Badass Women: Doris Lessing

   I discovered Doris Lessing in a small second hand bookshop in Oslo, Norway, looking for some Norwegian literature in English. The owner told me that someone had come the day before and bought almost everything he had, but I perused the shelves anyway, and came up with a volume of Lessing´s short stories called The Black Madonna.

   The stories all take place in the African bush, and so I took to Google to read about Lessing, an extraordinary woman who led an extraordinary life.

   Born in Iran to British parents, as a child she moved to Africa where her parents were promised a get-rich scheme that never came to fruition. Her stories detail her experiences exploring the property owned  by her parents and the inherent racism she saw towards the natives.

   As a child Lessing was only interested in escaping from the rigid rules imposed on her by her mother, who was trying to recreate the perfect British home in Southern Rhodesia (now Zimbabwe).

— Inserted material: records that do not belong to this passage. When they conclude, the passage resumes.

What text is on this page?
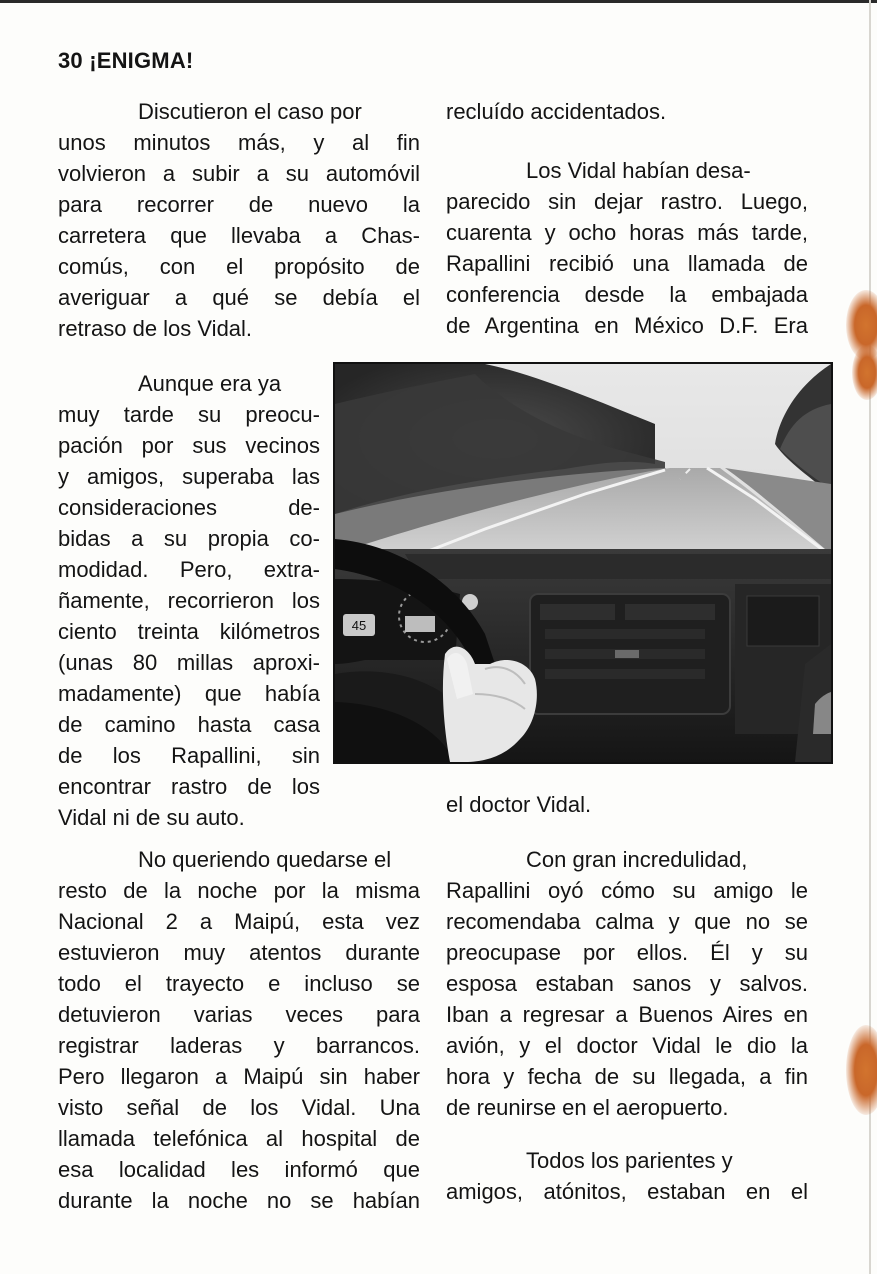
30 ¡ENIGMA!
Discutieron el caso por
unos minutos más, y al fin
volvieron a subir a su automóvil
para recorrer de nuevo la
carretera que llevaba a Chas-
comús, con el propósito de
averiguar a qué se debía el
retraso de los Vidal.
Aunque era ya
muy tarde su preocu-
pación por sus vecinos
y amigos, superaba las
consideraciones de-
bidas a su propia co-
modidad. Pero, extra-
ñamente, recorrieron los
ciento treinta kilómetros
(unas 80 millas aproxi-
madamente) que había
de camino hasta casa
de los Rapallini, sin
encontrar rastro de los
Vidal ni de su auto.
No queriendo quedarse el
resto de la noche por la misma
Nacional 2 a Maipú, esta vez
estuvieron muy atentos durante
todo el trayecto e incluso se
detuvieron varias veces para
registrar laderas y barrancos.
Pero llegaron a Maipú sin haber
visto señal de los Vidal. Una
llamada telefónica al hospital de
esa localidad les informó que
durante la noche no se habían
recluído accidentados.
Los Vidal habían desa-
parecido sin dejar rastro. Luego,
cuarenta y ocho horas más tarde,
Rapallini recibió una llamada de
conferencia desde la embajada
de Argentina en México D.F. Era
el doctor Vidal.
Con gran incredulidad,
Rapallini oyó cómo su amigo le
recomendaba calma y que no se
preocupase por ellos. Él y su
esposa estaban sanos y salvos.
Iban a regresar a Buenos Aires en
avión, y el doctor Vidal le dio la
hora y fecha de su llegada, a fin
de reunirse en el aeropuerto.
Todos los parientes y
amigos, atónitos, estaban en el
45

Thus at the age of 15, she left home and took a job as a nursemaid. She began writing and sold some stories to South African magazines, and never looked back.

   Her writing basically an expose on life for the natives in Africa and the racism and maltreatment they experienced from the whites, she was eventually banned from Southern Rhodesia and moved to England. Given that she was living in England in the 1930s, her views on women and marriage and their place in society is rather amazing. Says the biography of her on her website: “Lessing’s life has been a challenge to her belief that people cannot resist the currents of their time, as she fought against the biological and cultural imperatives that fated her to sink without a murmur into marriage and motherhood.”

   Growing up she saw her mother and viewed her as stifled, someone who gave up her interests and what made her her to be married and have children, and Lessing detested it. Although she did marry at age 19 and had two children, when she sensed that she was losing her own personhood, she left her marriage and her family, radical acts in the day and age in which she was living.

   Called ‘unfeminine’ and many other things I’m sure, Lessing constantly lived her best life and challenged not only herself, but others around her to fight for a better world.

   Lessing won numerous awards and prizes throughout her life, including the Prince of Asturias award from Spain and the Nobel in 2007. She was even awarded a damehood, which she systematically rejected, saying it from a nonexistent empire. She was fiercely feminist and fiercely brave, standing up for herself in a society that trampled on women’s wishes and desires and dreams. She lived her fullest life, always doing what she wanted and what was best for herself, and for this I admire her.